I like this format. It’s easy to read and reason about, but it’s limited in that only one dialog choice corresponds to one action. For DCM I wanted to be able to have multiple phrasings of the same thing without repeating the entire block. Towards that end, I used a structure like this:

var dialog_tree = {
    "START": [ # AI Start state:
        # Possible transitions:
        {
            TRIGGER_PHRASES:["Hello?", "Hey!", "Is anyone there?", "Help!", "Can anyone hear me?"],
            TRIGGER_WEIGHTS: 0, # Can be an array, too.
            NEXT_STATE: "HOW_CAN_I_HELP_YOU",  # AI State.
            RESPONSE: "Greetings unidentified waste item.  How can I assist you?",
            PLACEHOLDER: "Can you help me?",
            ON_ENTER: "show_robot"  # When we run this transition.
        },

        {
            TRIGGER_PHRASES: ["Stop!", "Stop compressing!", "Don't crush me, please!", "Don't crush me!", "Wait!", "Hold on."],
            NEXT_STATE: "STOP_COMPRESS_1",
            RESPONSE: "Greetings unidentified waste item.  You have asked to halt the compression process.  Please give your justification.",
            PLACEHOLDER: "I am alive.",
            ON_ENTER: "show_robot"
        },

        {
            TRIGGER_PHRASES: ["Where am I?", "What is this place?"],
            NEXT_STATE: "WHERE_AM_I",
            RESPONSE: "Greetings unidentified waste item.  You are in the trash compactor.",
            ON_ENTER: "show_robot"
        }
    ],

This has proven to be incredibly unruly and, if you are diligent, you may have realized it’s just as possible to do the same “multiple trigger phrases” in the first approach via some simple splitting on a special character like “|”.

So how well does it work? The short answer is, “well enough.” It has highlighted a much more significant issue: the immensity of the input space. Initially, it was thought that using a placeholder in the input text would help to anchor and bias the end-user’s choices and hide the seams of the system. In practice, this was still a wrought endeavor.

All things considered, I’m still proud of how things turned out. It’s a system that’s far from perfect, but it’s interesting and it was plenty satisfying to build. I hope that people enjoy the game after the last bits are buffed out (hopefully before GDC 2020).

At the close of my earlier update I mentioned wanting to try ‘Tracer-style’ time travel where only the player moves backwards and everything else stays in place. I gave it a go and got it working, but it wasn’t particularly interesting. It was basically just the player moving in the opposite direction. Animation could probably jazz that up, but a more fun idea came to me in the middle of a sleepless night:

Seeing the future.

Trivially, if everything in the world rewinds and the player can make different decisions, that’s basically seeing the future. And that’s what I built:

It’s not perfect. You’ll notice that the dynamic cubes retain their velocity after the time rewind happens, but that’s solvable.

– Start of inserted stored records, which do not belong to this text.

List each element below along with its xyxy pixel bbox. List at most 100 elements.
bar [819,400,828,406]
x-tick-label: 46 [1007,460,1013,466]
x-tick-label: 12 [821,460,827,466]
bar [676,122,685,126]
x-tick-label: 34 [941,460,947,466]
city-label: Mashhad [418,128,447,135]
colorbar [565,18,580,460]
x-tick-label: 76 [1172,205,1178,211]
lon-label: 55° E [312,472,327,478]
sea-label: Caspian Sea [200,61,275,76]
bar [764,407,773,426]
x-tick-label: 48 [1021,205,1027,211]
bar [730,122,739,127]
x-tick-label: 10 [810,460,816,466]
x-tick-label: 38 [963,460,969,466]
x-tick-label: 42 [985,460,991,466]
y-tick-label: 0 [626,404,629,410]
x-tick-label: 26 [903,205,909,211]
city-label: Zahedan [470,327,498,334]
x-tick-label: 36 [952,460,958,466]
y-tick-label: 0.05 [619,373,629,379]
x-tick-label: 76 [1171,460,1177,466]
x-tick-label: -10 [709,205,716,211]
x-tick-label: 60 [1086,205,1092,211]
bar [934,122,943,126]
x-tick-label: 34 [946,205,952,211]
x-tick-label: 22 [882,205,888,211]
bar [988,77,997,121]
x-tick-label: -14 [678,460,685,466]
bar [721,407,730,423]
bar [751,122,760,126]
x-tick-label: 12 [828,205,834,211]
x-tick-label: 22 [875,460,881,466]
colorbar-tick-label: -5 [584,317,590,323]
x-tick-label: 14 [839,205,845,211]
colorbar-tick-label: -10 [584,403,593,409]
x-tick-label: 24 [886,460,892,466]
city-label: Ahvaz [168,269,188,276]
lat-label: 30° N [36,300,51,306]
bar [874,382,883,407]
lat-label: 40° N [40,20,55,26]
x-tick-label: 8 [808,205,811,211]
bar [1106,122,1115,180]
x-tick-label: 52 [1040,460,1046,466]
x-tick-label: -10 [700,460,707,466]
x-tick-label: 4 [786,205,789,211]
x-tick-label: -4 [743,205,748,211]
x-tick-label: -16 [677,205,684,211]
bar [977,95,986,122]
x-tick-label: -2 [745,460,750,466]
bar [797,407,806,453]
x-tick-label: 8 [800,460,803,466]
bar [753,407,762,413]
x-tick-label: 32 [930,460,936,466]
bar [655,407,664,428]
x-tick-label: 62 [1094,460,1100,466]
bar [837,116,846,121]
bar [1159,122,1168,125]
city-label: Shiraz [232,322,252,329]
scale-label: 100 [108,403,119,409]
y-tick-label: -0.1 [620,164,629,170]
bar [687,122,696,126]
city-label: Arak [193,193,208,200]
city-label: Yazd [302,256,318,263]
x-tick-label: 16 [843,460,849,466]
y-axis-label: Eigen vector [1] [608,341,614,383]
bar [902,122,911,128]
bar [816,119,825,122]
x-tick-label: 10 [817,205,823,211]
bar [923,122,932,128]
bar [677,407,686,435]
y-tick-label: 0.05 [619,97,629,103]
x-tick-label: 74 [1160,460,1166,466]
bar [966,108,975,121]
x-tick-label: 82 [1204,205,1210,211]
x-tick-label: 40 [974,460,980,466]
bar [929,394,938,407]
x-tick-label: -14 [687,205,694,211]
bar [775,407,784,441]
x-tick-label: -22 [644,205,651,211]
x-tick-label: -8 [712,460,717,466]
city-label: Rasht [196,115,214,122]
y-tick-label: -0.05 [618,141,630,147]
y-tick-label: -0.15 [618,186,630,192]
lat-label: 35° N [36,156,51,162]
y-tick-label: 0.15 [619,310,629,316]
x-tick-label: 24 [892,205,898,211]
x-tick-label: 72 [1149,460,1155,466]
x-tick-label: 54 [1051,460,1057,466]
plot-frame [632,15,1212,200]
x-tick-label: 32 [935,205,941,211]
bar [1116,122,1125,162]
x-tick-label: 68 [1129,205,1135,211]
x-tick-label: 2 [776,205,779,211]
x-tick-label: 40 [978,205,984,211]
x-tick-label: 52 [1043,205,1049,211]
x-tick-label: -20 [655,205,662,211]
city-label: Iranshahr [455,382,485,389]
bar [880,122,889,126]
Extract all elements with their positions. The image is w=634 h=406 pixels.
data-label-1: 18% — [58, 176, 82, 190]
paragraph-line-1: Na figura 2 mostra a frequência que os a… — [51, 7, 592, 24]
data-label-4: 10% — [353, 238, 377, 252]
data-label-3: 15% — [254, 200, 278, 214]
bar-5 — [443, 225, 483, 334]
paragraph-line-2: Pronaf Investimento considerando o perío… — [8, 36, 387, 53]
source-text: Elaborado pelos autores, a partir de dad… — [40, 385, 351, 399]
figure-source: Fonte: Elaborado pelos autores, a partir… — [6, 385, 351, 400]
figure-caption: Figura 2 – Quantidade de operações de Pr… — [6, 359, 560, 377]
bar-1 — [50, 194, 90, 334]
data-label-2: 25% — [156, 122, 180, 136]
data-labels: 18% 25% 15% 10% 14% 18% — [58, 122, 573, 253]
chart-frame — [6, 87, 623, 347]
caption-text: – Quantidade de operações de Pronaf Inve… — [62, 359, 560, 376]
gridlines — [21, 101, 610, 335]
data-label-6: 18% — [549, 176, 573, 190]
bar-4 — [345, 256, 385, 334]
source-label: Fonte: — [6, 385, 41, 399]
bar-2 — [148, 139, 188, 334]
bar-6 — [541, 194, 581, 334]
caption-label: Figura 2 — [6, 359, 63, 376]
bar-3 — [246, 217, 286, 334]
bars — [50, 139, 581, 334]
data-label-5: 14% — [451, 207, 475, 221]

Here’s how it works: there’s a global time keeper which records the current tick. The base class has three methods (_process, get_state, and set_state), and two variables (start_tick and history[]).

The global time keeper sends a signal when time starts to rewind. During the rewind process, each tick is a step backwards instead of a step forward. The _process method of the base class checks to see if a rewind is active and, if so, calls set_state(history[global_tick]). If rewind is not active, we append or update the history. There’s some nuance to tracking deltas and despawning, but really that’s about it. Simple, eh?